Ms Berejiklian said duplexes in certain areas could be made complying development.
At present, development applications (DAs) for duplexes or dual occupancies – two homes on one block, which is often subdivided to provide separate title – require council assessment.
The proposed change would allow applications, providing they met specific criteria, to be determined by a council or accredited private certifier without the need for a full DA.
The government is already experiencing strong opposition from some councils to moves to make town houses, terraces and manor houses complying development.
Sutherland Shire has had a surge in duplex DAs since changes were made in the 2015 local environmental plan.
Chief executive of Masterton Homes, David Masterton, told the forum, “duplexes and triplexes are a more affordable way of providing housing, but, from when the customer pays a deposit to when we start [building], can range from 12 months to two years”.
“Will the government consider treating them as complying development?” he asked.
Ms Berejiklian said, “We support a ‘horses for courses’ approach in different areas”.
“I think in some areas there is an opportunity for us to do that.
“Watch this space”.
Ms Berejiklian was delayed in traffic, arriving about 45 minutes late for the forum at Club Central on Thursday night.
About 60 people attended the invitation-only event, which was organised by Heathcote MP Lee Evans.
They included representatives of “stakeholders”, from churches, charities and community organisations to real estate agents, banks, developers, community housing providers and Sutherland Shire Council.
Planning Minister Anthony Roberts said of the housing situation, “There is a crisis here and we are at the tipping point”.
Mr Roberts said he believed supplying more homes was 90 per cent of the solution.
He blamed the former Labor government for not providing enough new homes, with Premier Bob Carr declaring, “Sydney is full”.
Mr Roberts said, under the present government, new home building had reached record levels.
“We have to make touch choices and take the community with us”, he said.
Mr Roberts said Sutherland Shire was “a great example of local and state governments working together to provide diversity in housing.
Diversity included “the missing middle” – townhouses, terrace houses and manor houses.

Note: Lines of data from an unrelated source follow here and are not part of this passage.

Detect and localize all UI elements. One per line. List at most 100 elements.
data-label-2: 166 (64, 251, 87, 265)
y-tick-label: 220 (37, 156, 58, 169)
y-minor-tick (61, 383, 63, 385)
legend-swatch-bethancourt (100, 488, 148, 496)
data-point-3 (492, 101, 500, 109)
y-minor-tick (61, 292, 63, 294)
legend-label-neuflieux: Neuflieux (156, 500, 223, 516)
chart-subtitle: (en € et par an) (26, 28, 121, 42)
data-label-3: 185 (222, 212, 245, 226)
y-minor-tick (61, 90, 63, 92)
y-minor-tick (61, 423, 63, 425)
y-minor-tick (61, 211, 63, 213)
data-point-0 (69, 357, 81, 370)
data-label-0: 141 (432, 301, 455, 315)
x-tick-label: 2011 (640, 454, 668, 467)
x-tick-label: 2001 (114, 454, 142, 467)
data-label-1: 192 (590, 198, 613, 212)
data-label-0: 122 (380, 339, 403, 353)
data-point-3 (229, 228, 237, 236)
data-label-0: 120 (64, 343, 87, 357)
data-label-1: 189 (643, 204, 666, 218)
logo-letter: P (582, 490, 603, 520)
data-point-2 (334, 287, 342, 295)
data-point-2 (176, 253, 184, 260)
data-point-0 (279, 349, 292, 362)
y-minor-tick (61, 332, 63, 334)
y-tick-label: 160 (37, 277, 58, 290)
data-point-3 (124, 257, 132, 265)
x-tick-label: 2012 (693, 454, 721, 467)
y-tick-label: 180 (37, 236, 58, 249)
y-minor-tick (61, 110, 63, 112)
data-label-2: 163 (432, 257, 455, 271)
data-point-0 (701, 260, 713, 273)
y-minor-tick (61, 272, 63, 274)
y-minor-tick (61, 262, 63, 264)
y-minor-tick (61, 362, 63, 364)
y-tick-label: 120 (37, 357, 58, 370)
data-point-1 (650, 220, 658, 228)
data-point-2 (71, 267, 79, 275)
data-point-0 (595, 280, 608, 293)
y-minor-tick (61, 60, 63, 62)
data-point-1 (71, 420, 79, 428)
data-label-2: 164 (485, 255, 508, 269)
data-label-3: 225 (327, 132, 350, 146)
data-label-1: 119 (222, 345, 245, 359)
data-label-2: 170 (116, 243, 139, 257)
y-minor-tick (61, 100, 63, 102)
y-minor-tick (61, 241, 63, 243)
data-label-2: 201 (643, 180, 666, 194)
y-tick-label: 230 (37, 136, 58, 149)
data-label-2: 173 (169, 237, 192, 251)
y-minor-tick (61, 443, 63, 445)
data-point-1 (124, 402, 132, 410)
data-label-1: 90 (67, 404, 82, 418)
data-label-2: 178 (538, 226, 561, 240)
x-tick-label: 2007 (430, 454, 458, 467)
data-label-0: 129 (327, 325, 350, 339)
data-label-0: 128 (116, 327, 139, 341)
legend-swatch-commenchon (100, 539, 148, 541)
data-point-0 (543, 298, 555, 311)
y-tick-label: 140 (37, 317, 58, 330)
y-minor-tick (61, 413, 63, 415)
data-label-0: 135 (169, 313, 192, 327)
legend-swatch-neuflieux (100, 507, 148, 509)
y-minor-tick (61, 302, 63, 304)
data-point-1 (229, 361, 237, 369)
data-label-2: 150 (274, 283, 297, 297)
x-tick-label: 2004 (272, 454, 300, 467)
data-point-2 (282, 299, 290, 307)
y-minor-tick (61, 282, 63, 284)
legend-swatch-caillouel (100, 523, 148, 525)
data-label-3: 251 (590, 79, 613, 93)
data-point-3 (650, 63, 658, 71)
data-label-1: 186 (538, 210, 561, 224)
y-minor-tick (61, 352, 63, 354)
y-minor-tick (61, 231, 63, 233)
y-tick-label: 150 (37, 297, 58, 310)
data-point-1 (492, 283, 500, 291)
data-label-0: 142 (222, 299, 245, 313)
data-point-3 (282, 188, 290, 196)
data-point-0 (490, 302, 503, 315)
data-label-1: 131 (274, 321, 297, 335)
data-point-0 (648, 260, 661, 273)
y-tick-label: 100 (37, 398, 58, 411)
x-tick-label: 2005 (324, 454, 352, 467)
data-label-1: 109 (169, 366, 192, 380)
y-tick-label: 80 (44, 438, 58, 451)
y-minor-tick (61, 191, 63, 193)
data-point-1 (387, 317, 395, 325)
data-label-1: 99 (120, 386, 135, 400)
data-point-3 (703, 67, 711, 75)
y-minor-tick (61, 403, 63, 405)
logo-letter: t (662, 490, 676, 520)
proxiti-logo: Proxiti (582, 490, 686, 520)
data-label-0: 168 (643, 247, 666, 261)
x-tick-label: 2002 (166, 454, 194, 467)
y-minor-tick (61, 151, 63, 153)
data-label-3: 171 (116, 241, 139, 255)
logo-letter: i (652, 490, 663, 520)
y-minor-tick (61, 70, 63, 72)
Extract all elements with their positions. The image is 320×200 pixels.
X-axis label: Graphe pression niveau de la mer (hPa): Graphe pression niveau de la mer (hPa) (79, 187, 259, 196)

Mr Roberts was asked whether young home buyers had unrealistic expectations, compared with earlier generations who started in two and three bedroom homes.

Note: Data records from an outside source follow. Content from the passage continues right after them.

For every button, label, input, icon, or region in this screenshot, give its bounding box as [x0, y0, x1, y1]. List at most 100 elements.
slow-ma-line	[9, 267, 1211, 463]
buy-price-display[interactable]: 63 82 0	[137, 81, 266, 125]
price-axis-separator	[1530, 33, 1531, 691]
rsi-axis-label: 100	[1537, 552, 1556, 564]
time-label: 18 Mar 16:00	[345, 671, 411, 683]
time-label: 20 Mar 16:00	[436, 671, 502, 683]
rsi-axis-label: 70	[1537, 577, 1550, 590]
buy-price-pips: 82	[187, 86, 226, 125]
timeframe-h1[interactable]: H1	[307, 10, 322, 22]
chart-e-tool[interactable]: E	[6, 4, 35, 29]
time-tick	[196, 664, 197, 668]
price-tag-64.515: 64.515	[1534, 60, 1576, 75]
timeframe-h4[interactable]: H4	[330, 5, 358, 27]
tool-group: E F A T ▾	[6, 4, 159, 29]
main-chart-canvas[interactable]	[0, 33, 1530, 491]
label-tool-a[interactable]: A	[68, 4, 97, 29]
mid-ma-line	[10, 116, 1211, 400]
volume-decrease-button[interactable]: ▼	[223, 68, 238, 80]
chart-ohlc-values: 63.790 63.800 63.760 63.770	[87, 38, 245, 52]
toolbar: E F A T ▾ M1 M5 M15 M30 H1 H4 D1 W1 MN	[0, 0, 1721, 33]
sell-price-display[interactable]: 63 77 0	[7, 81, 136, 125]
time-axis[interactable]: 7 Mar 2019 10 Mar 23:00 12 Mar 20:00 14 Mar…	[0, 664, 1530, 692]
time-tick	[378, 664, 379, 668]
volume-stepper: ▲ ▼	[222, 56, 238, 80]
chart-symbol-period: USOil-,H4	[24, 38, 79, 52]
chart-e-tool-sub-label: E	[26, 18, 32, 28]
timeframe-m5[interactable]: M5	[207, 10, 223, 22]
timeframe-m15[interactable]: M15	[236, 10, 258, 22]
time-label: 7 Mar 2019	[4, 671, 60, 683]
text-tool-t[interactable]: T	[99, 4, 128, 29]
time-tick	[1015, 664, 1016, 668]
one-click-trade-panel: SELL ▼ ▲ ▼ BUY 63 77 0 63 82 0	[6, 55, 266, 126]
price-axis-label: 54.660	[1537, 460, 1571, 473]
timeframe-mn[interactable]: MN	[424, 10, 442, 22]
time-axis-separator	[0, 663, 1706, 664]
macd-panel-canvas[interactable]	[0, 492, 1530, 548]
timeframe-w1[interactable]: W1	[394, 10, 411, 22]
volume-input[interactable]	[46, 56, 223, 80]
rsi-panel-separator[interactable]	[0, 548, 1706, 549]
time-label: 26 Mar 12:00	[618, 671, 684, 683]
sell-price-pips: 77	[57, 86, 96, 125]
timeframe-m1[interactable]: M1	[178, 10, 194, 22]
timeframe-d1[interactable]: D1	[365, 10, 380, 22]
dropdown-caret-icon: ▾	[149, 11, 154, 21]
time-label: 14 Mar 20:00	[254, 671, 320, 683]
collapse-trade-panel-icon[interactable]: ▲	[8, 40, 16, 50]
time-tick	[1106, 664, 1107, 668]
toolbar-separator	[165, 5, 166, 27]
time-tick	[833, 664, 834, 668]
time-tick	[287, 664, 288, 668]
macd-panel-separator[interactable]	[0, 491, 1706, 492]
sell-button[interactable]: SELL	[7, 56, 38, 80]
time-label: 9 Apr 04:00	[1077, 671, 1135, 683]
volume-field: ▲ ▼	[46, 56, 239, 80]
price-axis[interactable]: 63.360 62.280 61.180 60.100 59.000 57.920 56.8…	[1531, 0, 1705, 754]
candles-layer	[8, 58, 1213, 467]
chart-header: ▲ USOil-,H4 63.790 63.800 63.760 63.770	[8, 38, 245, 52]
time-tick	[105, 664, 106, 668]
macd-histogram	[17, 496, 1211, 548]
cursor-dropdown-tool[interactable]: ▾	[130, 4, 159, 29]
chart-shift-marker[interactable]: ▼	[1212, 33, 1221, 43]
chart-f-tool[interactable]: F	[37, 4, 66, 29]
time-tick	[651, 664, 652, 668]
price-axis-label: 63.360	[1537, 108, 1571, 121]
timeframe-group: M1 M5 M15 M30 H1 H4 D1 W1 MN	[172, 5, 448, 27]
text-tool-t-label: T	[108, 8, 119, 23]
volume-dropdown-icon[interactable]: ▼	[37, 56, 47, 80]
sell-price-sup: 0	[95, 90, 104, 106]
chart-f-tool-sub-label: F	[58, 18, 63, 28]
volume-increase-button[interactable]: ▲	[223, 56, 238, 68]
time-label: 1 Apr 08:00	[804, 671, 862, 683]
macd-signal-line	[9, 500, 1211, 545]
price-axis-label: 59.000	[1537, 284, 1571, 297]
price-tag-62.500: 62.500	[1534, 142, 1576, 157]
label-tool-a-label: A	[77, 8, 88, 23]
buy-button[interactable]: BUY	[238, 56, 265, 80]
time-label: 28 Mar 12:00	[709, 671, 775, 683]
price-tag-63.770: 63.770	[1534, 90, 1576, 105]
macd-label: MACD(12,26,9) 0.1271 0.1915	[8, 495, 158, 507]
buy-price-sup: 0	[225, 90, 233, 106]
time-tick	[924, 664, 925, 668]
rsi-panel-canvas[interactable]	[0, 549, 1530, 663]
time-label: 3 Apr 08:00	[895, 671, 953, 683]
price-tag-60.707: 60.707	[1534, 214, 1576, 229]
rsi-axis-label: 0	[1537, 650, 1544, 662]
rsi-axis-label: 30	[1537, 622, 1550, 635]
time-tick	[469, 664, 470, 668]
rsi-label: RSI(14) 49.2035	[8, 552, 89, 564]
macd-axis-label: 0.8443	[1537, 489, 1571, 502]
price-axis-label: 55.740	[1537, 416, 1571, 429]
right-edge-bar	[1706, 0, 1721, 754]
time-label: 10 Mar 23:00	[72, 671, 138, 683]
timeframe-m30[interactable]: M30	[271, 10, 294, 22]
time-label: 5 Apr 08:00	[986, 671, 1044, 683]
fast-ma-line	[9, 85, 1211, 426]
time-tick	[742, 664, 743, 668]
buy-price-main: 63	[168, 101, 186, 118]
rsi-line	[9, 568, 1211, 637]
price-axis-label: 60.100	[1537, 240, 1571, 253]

Mr Roberts said the government wanted to give people choice and “empower” them.
He said some people would choose larger homes and be prepared to travel further to work.

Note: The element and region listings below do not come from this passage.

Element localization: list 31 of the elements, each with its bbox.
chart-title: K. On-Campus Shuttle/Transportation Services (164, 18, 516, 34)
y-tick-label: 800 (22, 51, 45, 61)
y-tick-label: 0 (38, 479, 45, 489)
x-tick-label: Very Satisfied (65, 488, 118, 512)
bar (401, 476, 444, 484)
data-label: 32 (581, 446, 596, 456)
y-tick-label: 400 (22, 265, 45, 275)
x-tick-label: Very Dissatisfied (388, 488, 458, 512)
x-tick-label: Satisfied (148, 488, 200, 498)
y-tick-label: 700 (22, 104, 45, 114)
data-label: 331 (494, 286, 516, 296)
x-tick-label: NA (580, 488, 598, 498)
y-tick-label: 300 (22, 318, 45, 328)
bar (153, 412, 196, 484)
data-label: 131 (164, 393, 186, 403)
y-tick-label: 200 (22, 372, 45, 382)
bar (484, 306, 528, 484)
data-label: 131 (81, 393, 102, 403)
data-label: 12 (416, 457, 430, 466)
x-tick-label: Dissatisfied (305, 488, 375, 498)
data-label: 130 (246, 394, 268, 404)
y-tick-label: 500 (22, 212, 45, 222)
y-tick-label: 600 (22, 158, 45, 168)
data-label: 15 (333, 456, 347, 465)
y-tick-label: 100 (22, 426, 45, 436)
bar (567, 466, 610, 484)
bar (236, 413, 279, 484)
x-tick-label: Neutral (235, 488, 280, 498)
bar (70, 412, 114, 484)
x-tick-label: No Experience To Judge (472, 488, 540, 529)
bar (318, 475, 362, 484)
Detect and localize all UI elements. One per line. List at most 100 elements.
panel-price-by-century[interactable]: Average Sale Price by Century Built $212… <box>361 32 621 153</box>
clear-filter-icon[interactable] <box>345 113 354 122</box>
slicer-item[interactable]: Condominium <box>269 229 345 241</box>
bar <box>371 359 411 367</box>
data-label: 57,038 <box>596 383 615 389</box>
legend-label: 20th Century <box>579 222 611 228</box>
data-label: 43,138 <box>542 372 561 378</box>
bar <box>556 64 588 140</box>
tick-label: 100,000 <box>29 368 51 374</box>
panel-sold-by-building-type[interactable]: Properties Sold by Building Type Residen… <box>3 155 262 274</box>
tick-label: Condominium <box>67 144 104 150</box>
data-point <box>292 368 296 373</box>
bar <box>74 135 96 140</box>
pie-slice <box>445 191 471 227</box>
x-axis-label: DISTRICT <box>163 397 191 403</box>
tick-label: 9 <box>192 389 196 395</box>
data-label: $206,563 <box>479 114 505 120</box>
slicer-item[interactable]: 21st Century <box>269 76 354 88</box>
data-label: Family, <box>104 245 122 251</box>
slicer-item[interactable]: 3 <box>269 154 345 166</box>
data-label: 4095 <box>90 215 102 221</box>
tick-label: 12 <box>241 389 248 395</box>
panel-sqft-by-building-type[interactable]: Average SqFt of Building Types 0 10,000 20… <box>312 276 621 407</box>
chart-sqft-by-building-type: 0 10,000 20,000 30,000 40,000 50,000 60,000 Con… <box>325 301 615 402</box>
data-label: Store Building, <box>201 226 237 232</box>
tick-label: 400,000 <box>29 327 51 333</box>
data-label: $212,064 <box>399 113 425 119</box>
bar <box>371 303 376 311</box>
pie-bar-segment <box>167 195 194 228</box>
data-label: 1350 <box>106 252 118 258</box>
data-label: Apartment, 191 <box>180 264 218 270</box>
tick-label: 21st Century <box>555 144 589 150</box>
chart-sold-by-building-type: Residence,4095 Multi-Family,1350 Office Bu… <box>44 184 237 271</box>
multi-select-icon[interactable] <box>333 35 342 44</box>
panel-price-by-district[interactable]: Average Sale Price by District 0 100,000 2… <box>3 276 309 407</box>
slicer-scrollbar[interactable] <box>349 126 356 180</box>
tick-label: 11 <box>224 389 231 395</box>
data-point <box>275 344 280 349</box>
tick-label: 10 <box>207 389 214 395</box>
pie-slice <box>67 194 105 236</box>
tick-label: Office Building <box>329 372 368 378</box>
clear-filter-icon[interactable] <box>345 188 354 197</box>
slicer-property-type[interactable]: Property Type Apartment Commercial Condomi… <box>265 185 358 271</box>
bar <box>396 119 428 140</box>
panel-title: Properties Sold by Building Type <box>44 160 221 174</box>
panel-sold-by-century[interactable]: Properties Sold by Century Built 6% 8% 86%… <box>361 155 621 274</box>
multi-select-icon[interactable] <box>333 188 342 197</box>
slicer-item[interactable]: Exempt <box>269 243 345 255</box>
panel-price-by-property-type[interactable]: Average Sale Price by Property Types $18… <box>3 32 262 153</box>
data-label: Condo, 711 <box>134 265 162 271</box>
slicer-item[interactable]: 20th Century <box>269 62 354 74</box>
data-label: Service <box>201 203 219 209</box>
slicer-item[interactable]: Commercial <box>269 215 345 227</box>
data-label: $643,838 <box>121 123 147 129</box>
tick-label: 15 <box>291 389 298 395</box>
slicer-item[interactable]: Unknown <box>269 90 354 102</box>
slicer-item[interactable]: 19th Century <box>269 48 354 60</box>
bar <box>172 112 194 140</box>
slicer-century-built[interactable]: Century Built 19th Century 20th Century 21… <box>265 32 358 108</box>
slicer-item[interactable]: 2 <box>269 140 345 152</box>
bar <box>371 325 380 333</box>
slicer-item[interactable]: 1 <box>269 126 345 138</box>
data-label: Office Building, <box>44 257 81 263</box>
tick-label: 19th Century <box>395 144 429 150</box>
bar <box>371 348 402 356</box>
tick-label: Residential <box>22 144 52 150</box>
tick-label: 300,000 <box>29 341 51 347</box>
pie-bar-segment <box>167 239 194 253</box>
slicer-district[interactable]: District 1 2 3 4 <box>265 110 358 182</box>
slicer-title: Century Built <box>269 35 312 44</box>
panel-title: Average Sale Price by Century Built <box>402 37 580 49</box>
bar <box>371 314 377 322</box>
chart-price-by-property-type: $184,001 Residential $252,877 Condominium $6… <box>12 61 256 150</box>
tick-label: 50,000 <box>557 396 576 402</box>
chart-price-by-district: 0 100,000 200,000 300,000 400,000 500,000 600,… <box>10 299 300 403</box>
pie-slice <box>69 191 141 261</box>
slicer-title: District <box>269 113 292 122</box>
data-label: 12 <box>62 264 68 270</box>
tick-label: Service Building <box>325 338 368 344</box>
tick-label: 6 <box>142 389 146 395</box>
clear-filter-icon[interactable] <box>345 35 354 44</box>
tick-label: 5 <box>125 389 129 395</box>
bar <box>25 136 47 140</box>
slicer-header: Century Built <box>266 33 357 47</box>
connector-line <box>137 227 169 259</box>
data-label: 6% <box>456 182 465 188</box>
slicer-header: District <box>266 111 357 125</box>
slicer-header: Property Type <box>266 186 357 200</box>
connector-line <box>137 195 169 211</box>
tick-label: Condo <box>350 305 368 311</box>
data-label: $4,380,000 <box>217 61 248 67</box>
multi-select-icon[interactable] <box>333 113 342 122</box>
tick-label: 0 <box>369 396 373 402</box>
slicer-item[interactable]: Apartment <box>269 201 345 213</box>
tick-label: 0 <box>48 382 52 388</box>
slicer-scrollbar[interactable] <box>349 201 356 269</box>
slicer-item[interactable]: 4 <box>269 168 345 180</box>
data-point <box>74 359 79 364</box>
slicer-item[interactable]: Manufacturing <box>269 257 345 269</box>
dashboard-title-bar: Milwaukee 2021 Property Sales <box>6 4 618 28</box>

However, key workers, such as police and nurses, should be able to obtain affordable housing closer to work, he said.
Mr Roberts said some buyers in new apartment developments close to transport were prepared to forego a parking space and save $60,000 to $80,000 on the cost of their home.
The developer of a new project with 77 apartments next to Heathcote station said he was required to provide 140 car spaces, with the cost having to be passed on to buyers.
He also asked for more land in the Menai area to be “unlocked”.
Chief executive of the Greater Sydney Commission Sarah Hill said, following public consultation on the draft Sydney South Plan, “we have been meeting with stakeholders and refining our approach”.
Ms Hill said submissions had called for quality in new homes, maintaining the character of the area and aligning development with with infrastructure.
”We are hearing that loud and clear,” she said.
Sutherland Shire mayor Carmelo Pesce told the Premier the council was committed to working with the government on providing more affordable housing and new infrastructure.
Cr Pesce said the council also believed it was important to maintain the character of the area.